First I am setting up an experiment or a stack of papers to read. Light, streaming in from the window, fills the room. The window in the laboratory faces the fourth floor of a parking garage and, in the bright afternoon sun, the concrete looks dry and speckled. I’m generally aware of time passing.
Floating on the inertia of concentration, in the distance and almost disconnected from my body I start to pick up denser feelings like fatigue and hunger.
Then I am struck by a swinging arc of headlights and realize that the sky is dark. The light is cool, aquatic like the lamp of a submarine probing the ocean floor. The motion of the light creates an illusion that the floor is rotating.
First the beam stretches out before me, tensile and hazy, and then it is shining directly into my eyes. For a brittle second, a flying car is crashing through the laboratory window. Then the vehicle turns down a ramp to the next level of the garage leaving me in the dark, shaken back into time.
Seasons pass by imperceptibly. Some of my experiments last a week and, if I’m having trouble with a technique, months go by before I collect any data.
In the winter, the greyness of the days blur together. Sometime in the middle of February of last year, I had dinner by myself at a sports bar. I was feeling a little off and struggled to finish my hamburger, the fat and grease swirling in my stomach.
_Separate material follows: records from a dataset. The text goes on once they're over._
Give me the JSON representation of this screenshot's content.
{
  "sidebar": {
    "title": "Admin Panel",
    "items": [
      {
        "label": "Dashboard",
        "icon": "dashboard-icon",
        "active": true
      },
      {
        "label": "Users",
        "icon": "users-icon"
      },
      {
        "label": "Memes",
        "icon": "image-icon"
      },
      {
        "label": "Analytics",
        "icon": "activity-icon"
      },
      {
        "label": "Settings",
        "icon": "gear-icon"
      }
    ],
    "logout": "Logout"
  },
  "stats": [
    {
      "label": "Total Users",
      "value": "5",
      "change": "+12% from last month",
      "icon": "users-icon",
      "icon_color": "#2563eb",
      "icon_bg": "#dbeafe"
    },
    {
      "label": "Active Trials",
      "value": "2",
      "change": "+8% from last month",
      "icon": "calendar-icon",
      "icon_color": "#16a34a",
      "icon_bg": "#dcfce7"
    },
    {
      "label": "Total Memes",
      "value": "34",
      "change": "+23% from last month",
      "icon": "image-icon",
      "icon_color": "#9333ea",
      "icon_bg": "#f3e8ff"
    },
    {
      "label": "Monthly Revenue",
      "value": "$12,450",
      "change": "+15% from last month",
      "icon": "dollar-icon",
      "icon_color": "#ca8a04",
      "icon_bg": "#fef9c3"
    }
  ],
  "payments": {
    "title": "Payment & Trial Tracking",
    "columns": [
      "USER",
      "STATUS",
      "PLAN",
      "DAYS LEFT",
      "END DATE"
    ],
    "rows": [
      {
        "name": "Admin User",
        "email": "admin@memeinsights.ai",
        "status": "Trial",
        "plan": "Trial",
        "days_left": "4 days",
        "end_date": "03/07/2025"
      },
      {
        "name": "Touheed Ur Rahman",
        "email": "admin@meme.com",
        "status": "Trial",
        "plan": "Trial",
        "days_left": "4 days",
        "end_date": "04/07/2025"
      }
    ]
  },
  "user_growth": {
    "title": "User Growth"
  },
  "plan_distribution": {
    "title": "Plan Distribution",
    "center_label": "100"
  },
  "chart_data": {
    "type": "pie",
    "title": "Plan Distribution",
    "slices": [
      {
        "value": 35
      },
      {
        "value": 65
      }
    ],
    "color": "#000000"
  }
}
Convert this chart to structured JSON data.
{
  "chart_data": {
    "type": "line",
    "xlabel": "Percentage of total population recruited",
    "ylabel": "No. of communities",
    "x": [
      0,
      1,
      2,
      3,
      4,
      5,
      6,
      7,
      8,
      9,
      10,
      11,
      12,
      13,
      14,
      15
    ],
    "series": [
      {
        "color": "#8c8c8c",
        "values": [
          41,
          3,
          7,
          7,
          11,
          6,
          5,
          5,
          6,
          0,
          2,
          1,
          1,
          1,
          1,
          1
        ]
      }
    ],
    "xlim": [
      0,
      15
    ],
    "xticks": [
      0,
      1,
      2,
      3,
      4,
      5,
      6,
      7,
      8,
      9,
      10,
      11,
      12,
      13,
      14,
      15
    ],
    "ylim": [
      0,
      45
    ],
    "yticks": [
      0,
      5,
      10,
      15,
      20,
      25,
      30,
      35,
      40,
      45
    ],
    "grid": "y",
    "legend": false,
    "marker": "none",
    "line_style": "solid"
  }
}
Walking back to lab, my legs became large levers I could barely control and, at the crosswalk, I lurched stiffly down a few inches of curb. The research buildings rose up on both sides of me forming a corridor of steel and glass; at the far end, the setting sun was leaving a cool smear of light over the brick sidewalk. I felt like I was floating away or maybe my mind was expanding to see everything at once.
I looked at the people coming toward me, the fading light outlining their dark bodies. I noticed the tiny asymmetries of their gaits—some naturally leaned left or right, others had a bag or headphones that twisted their torso.
A couple, wearing T-shirts, ran past, ducking under a tree with tiny buds. Someone had planted flowers by the front door of the Whitehead Institute. Some kind of plant with a thick, brilliant green stalk and white petals.
And then I realized what this feeling of being sick was, why I had been out of my mind all day. It was spring.